Statehood Day of Kentucky is a holiday celebrated annually on June 1. People from all around the state gather on this day to honor and observe the state’s admission to the Union of States. It occurred on the same day in 1792 and became the 15th state to do so.
History of Statehood Day in Kentucky
The area of Fincastle County, west of the mountain range stretching to the river, antecedently called Bluegrass State territory, was broken off as its own county of Bluegrass State in December 1776 by the associate act of the Virginia General Assembly. The county courthouse was named Harrod’s city, or Oldtown. In 1780, the county was partitioned off into Thomas Jefferson, Lincoln, and Fayette Counties; however, the District of Bluegrass State remained answerable whilst new counties were fashioned.

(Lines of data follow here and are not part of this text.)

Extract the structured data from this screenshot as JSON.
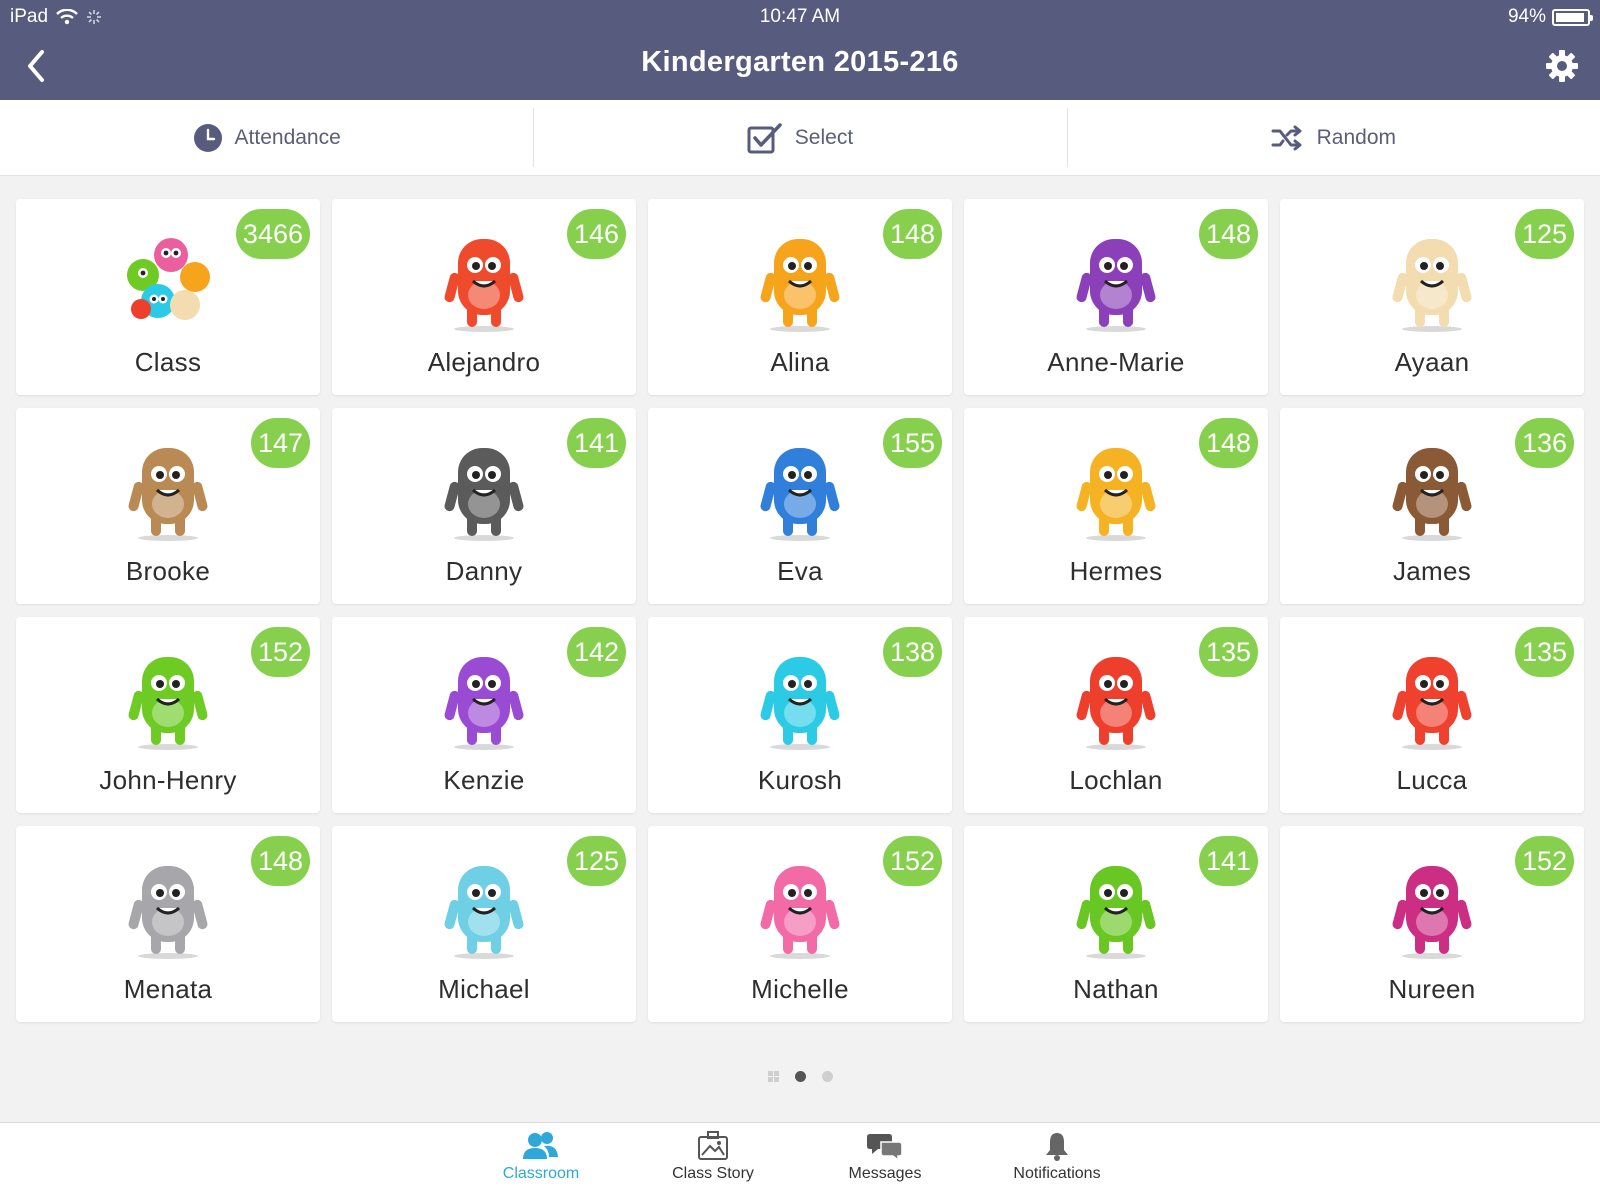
{
  "status": {
    "device": "iPad",
    "time": "10:47 AM",
    "battery": "94%",
    "battery_level": 0.94
  },
  "header": {
    "title": "Kindergarten 2015-216"
  },
  "toolbar": {
    "attendance": "Attendance",
    "select": "Select",
    "random": "Random"
  },
  "students": [
    {
      "name": "Class",
      "points": "3466",
      "color": "#ec5f9e"
    },
    {
      "name": "Alejandro",
      "points": "146",
      "color": "#f04a2d"
    },
    {
      "name": "Alina",
      "points": "148",
      "color": "#f7a41d"
    },
    {
      "name": "Anne-Marie",
      "points": "148",
      "color": "#8b3fb8"
    },
    {
      "name": "Ayaan",
      "points": "125",
      "color": "#f2dcb0"
    },
    {
      "name": "Brooke",
      "points": "147",
      "color": "#b98a53"
    },
    {
      "name": "Danny",
      "points": "141",
      "color": "#5b5b5b"
    },
    {
      "name": "Eva",
      "points": "155",
      "color": "#2f7fdb"
    },
    {
      "name": "Hermes",
      "points": "148",
      "color": "#f5b323"
    },
    {
      "name": "James",
      "points": "136",
      "color": "#8a5a36"
    },
    {
      "name": "John-Henry",
      "points": "152",
      "color": "#6dcb24"
    },
    {
      "name": "Kenzie",
      "points": "142",
      "color": "#9a4bd3"
    },
    {
      "name": "Kurosh",
      "points": "138",
      "color": "#2bcbe6"
    },
    {
      "name": "Lochlan",
      "points": "135",
      "color": "#ee3f2d"
    },
    {
      "name": "Lucca",
      "points": "135",
      "color": "#f0402e"
    },
    {
      "name": "Menata",
      "points": "148",
      "color": "#a7a7ab"
    },
    {
      "name": "Michael",
      "points": "125",
      "color": "#6fcfe4"
    },
    {
      "name": "Michelle",
      "points": "152",
      "color": "#f26aa6"
    },
    {
      "name": "Nathan",
      "points": "141",
      "color": "#68c722"
    },
    {
      "name": "Nureen",
      "points": "152",
      "color": "#cc2e84"
    }
  ],
  "pagination": {
    "pages": 2,
    "current": 1
  },
  "bottom_nav": [
    {
      "label": "Classroom",
      "icon": "users-icon",
      "active": true
    },
    {
      "label": "Class Story",
      "icon": "photo-icon",
      "active": false
    },
    {
      "label": "Messages",
      "icon": "chat-icon",
      "active": false
    },
    {
      "label": "Notifications",
      "icon": "bell-icon",
      "active": false
    }
  ],
  "colors": {
    "header": "#575c7e",
    "badge": "#86d04e",
    "active_tab": "#2ea8d8"
  }
}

Residents of the region petitioned the General Assembly and the Confederate Congress for statehood and separation from Virginia on multiple occasions. Between 1784 and 1792, Danville hosted 10 constitutional conventions. In early July 1788, a petition with Virginia’s signature was presented to the Confederate Congress. Unfortunately, it was only a day after news of New Hampshire’s crucial ninth ratification of the proposed Constitution, effectively cementing it as the United States’ new governing framework. In light of this development, Congress decided that admitting Kentucky to the Union would be “inadvisable,” as it could only do it “under the Articles of Confederation,” not “under the Constitution,” and thus rejected to do so.
Virginia agreed with Kentucky’s statehood yet again in December 1789. On February 1791, the United States Congress gave its assent. Vermont’s petition for statehood was approved by Congress a little while later. On June 1, 1792, K.Y. was admitted to the Union and became the 15th state. Isaac Shelby, a Virginia military veteran, was appointed the state’s first-ever governor.

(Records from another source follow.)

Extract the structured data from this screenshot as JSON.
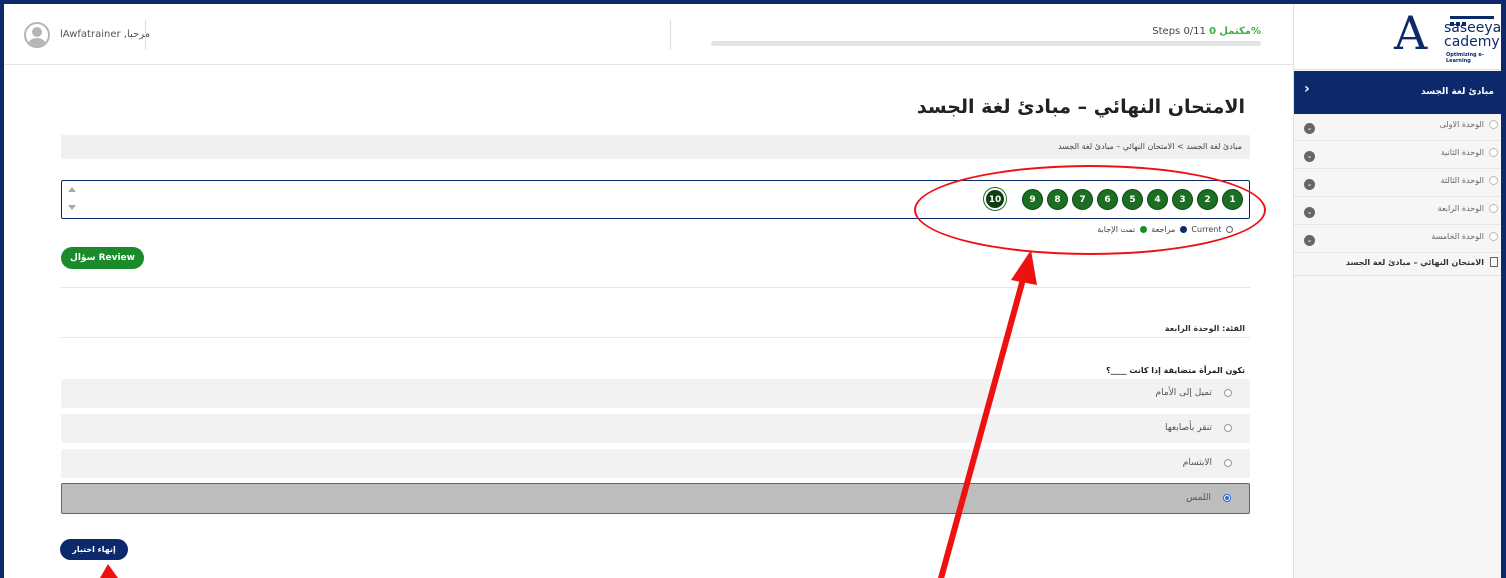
{
  "header": {
    "welcome": "مرحبا, lAwfatrainer",
    "progress_percent_label": "0%",
    "progress_complete_label": "مكتمل",
    "progress_steps": "Steps 0/11",
    "progress_value": 0
  },
  "logo": {
    "letter": "A",
    "line1": "saseeyat",
    "line2": "cademy",
    "tagline": "Optimizing e-Learning"
  },
  "sidebar": {
    "course_title": "مبادئ لغة الجسد",
    "units": [
      {
        "label": "الوحدة الاولى"
      },
      {
        "label": "الوحدة الثانية"
      },
      {
        "label": "الوحدة الثالثة"
      },
      {
        "label": "الوحدة الرابعة"
      },
      {
        "label": "الوحدة الخامسة"
      }
    ],
    "final_exam": "الامتحان النهائي – مبادئ لغة الجسد"
  },
  "main": {
    "title": "الامتحان النهائي – مبادئ لغة الجسد",
    "breadcrumb": "مبادئ لغة الجسد > الامتحان النهائي – مبادئ لغة الجسد",
    "question_numbers": [
      "1",
      "2",
      "3",
      "4",
      "5",
      "6",
      "7",
      "8",
      "9",
      "10"
    ],
    "legend": {
      "current": "Current",
      "review": "مراجعة",
      "answered": "تمت الإجابة"
    },
    "review_button": "Review سؤال",
    "category": "الفئة: الوحدة الرابعة",
    "question": "تكون المرأة متضايقة إذا كانت ____؟",
    "answers": [
      {
        "text": "تميل إلى الأمام",
        "selected": false
      },
      {
        "text": "تنقر بأصابعها",
        "selected": false
      },
      {
        "text": "الابتسام",
        "selected": false
      },
      {
        "text": "اللمس",
        "selected": true
      }
    ],
    "finish_button": "إنهاء اختبار"
  },
  "colors": {
    "brand_navy": "#0c2a6b",
    "question_green": "#1b6e22",
    "review_green": "#1b8a2b",
    "annotation_red": "#ee1111"
  }
}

Statehood Day in Kentucky timeline
The first petition is signed, but cementing it is not advised.
A second attempt at a petition is done.
Congress approves the second signed petition.

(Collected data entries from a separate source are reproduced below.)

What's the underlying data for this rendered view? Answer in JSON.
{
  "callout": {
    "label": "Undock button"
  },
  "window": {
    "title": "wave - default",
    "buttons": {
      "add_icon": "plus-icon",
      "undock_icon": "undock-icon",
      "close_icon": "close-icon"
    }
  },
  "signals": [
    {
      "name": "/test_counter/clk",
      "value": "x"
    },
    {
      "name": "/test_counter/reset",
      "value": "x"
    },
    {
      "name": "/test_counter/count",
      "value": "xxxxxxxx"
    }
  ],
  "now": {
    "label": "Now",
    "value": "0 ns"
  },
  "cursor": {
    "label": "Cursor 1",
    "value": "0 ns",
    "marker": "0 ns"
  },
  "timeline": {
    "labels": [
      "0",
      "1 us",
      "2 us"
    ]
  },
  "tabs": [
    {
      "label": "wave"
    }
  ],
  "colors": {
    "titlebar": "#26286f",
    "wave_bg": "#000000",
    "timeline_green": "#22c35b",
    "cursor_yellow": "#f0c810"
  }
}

Kentucky officially joins the Union as its 15th state.
Statehood Day in Kentucky FAQs
What states celebrate Statehood Day?
Kentucky isn’t the only state to celebrate Statehood Day. Tennessee and Hawaii also hold celebrations and events.
Is Kentucky a good place to live?
Yes, it is. If you’re seeking economical housing and a low cost of living, Kentucky is an ideal choice.
Are there tornadoes in Kentucky?
Hoosier Alley encompasses Kentucky, and the peak storm season occurs in April and May. Every year, there is an average of 21 tornadoes.
How to Observe Statehood Day in Kentucky
Set up a flag
Take out your Kentucky flag and display it on your porch. Let people see your support for this state on its Statehood Day!
Travel to Kentucky
This is the ideal time to travel to Kentucky! You'll learn a lot more about the state's history and see some of America's most interesting sites.
Visit a museum
During Statehood Day celebrations, museums provide a variety of events. It's also an excellent time to learn about the region's history!
5 Awesome Facts About Kentucky That Will Blow Your Mind
First sign of electricity
Thoman Edison displayed over 4,500 copies of his new invention, the incandescent light, in Kentucky in 1883!
All “Post-It” notes are produced in Kentucky, which means that a good part of your reminders has at some point set foot there.
Home of the Corvette
You have definitely been lucky enough to spot a Corvette out on the streets — did you know that it was completely assembled in Kentucky?
The first Washington
Many states around the U.S. have cities named Washington, but Washington, Kentucky was the first one to be called that.
When traveling around Kentucky you’ll find many lakes, but did you know that only three of them are natural?
Why Statehood Day in Kentucky is Important
It celebrates independence
Holidays that celebrate independence are always fun since they remind us of our freedom. We love any day that celebrates freedom!
It unites people
Federal holidays bring people from all across the country together to celebrate. We appreciate being able to see as many people as possible.
It’s all about bravery
We celebrate the brave men and women that lobbied for change and independence. What’s not to love about that?